Christopher Hitchens, the ostentatiously atheistic writer has a surprising assessment of Waugh's great novel, bashing the latest film treatment for its unjust and wrong-headed depiction of, of all things, Catholicism.
I do not consider myself a sympathiser with Roman Catholicism, but this film seems motivated by the cheaper sort of malice against it. Lady Marchmain is represented as a blazing-eyed fanatic, capable of compelling a male guest to attend a Catholic service (at which, laughably, she herself officiates). Julia does something that neither a true aristocrat nor a true Catholic would do, by asking whether this same guest is "one of us". Her crucial later monologue on sin is badly truncated. The rather subtle way in which Waugh makes Charles feel that perhaps there is something banal about his own "agnosticism" - miscast in the film as atheism - is at no point even acknowledged.

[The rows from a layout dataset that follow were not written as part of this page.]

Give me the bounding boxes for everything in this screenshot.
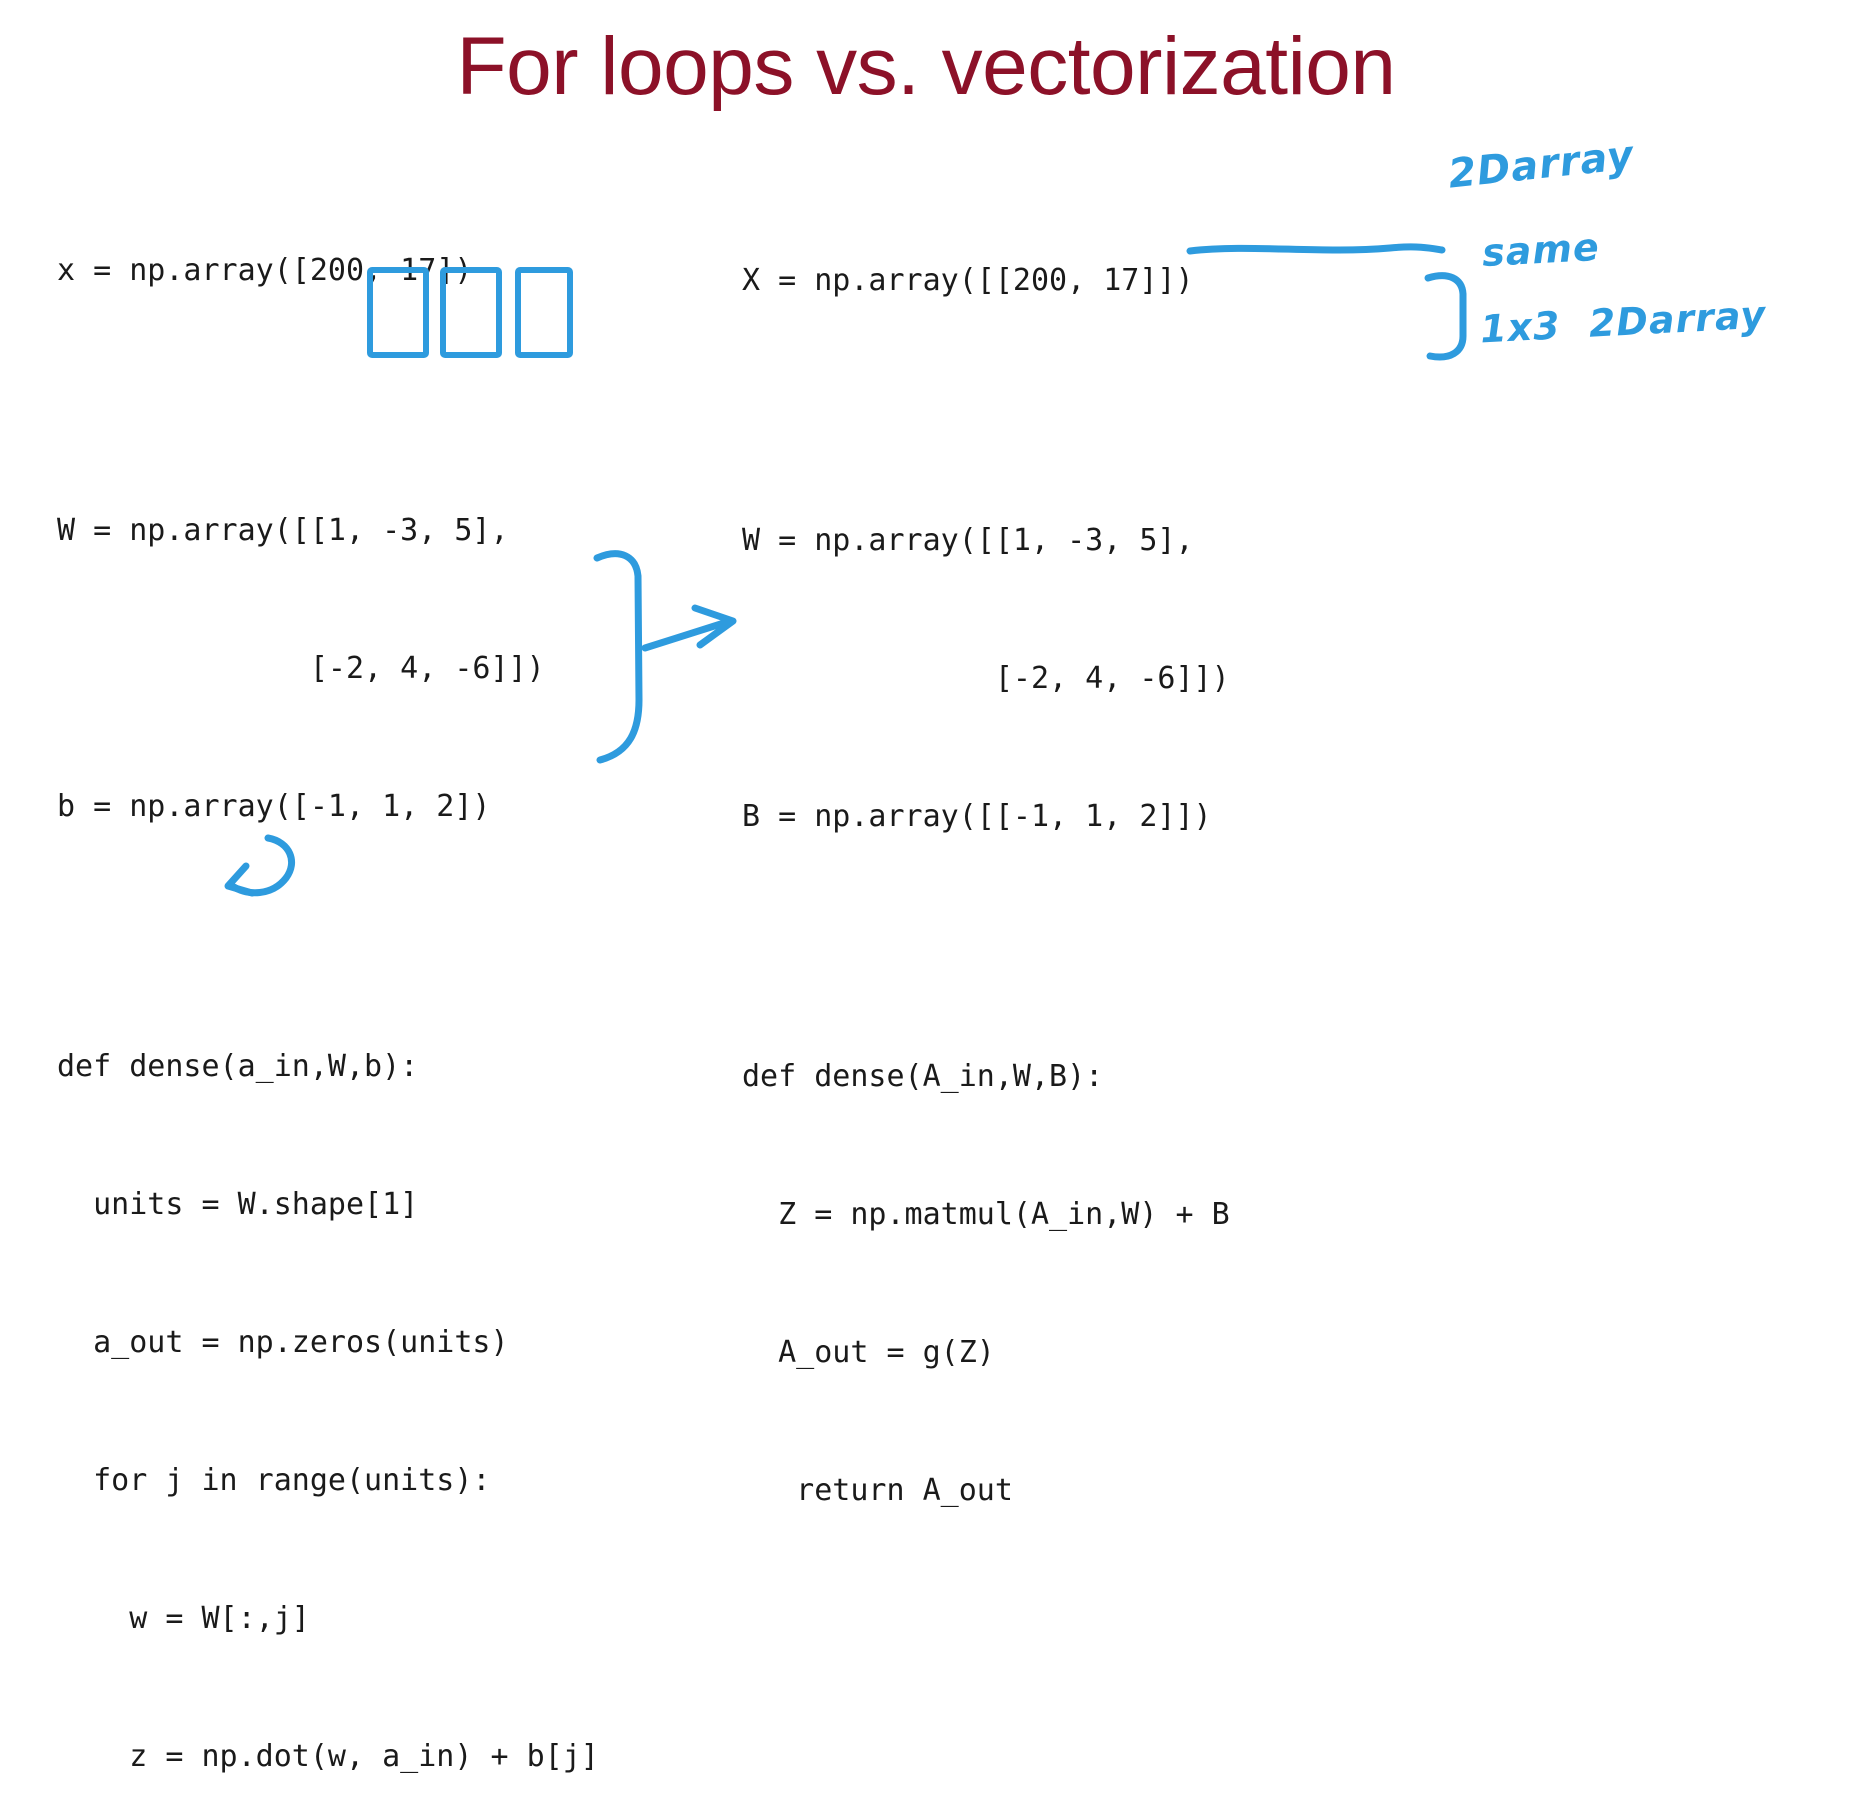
for-loop-to-vector-arrow [645,608,733,648]
code-spacer [742,396,1230,426]
code-line-w-assign-row1: W = np.array([[1, -3, 5], [57,508,599,554]
code-line-return-A-out: return A_out [742,1468,1230,1514]
code-line-units: units = W.shape[1] [57,1182,599,1228]
annotation-1x3-2d-array: 1x3 2Darray [1479,293,1767,352]
code-line-x-assign: x = np.array([200, 17]) [57,248,599,294]
code-spacer [57,386,599,416]
vectorized-code-block: X = np.array([[200, 17]]) W = np.array([… [742,166,1230,1560]
code-line-w-slice: w = W[:,j] [57,1596,599,1642]
w-same-brace [1428,276,1463,357]
code-line-for-j: for j in range(units): [57,1458,599,1504]
page-title: For loops vs. vectorization [0,22,1852,112]
code-line-A-out-g: A_out = g(Z) [742,1330,1230,1376]
code-line-W-assign-row1: W = np.array([[1, -3, 5], [742,518,1230,564]
code-line-w-assign-row2: [-2, 4, -6]]) [57,646,599,692]
code-line-X-assign: X = np.array([[200, 17]]) [742,258,1230,304]
code-line-B-assign: B = np.array([[-1, 1, 2]]) [742,794,1230,840]
code-line-def-dense-vec: def dense(A_in,W,B): [742,1054,1230,1100]
code-line-a-out-zeros: a_out = np.zeros(units) [57,1320,599,1366]
code-line-def-dense: def dense(a_in,W,b): [57,1044,599,1090]
code-line-Z-matmul: Z = np.matmul(A_in,W) + B [742,1192,1230,1238]
code-line-W-assign-row2: [-2, 4, -6]]) [742,656,1230,702]
code-line-z-dot: z = np.dot(w, a_in) + b[j] [57,1734,599,1780]
annotation-2d-array: 2Darray [1446,132,1636,197]
annotation-same: same [1481,225,1601,275]
for-loop-code-block: x = np.array([200, 17]) W = np.array([[1… [57,156,599,1820]
for-loop-brace [597,554,639,760]
code-line-b-assign: b = np.array([-1, 1, 2]) [57,784,599,830]
code-spacer [742,932,1230,962]
code-spacer [57,922,599,952]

I have no intention of the film-makers getting my 9.50, so I shouldn't comment on a film I shall not see until it's free, but word before its release was that absurdly, it left the Catholicism out of the story; but the actual film seem to demonstrate an even less wise move on the part of the film-makers -- the Faith is, impossibly, the villain of the piece. (So what if the story doesn't make any sense then? over and over we see that movies nowadays, given enough sex and 'splosions, don't need to make sense to earn back their costs.)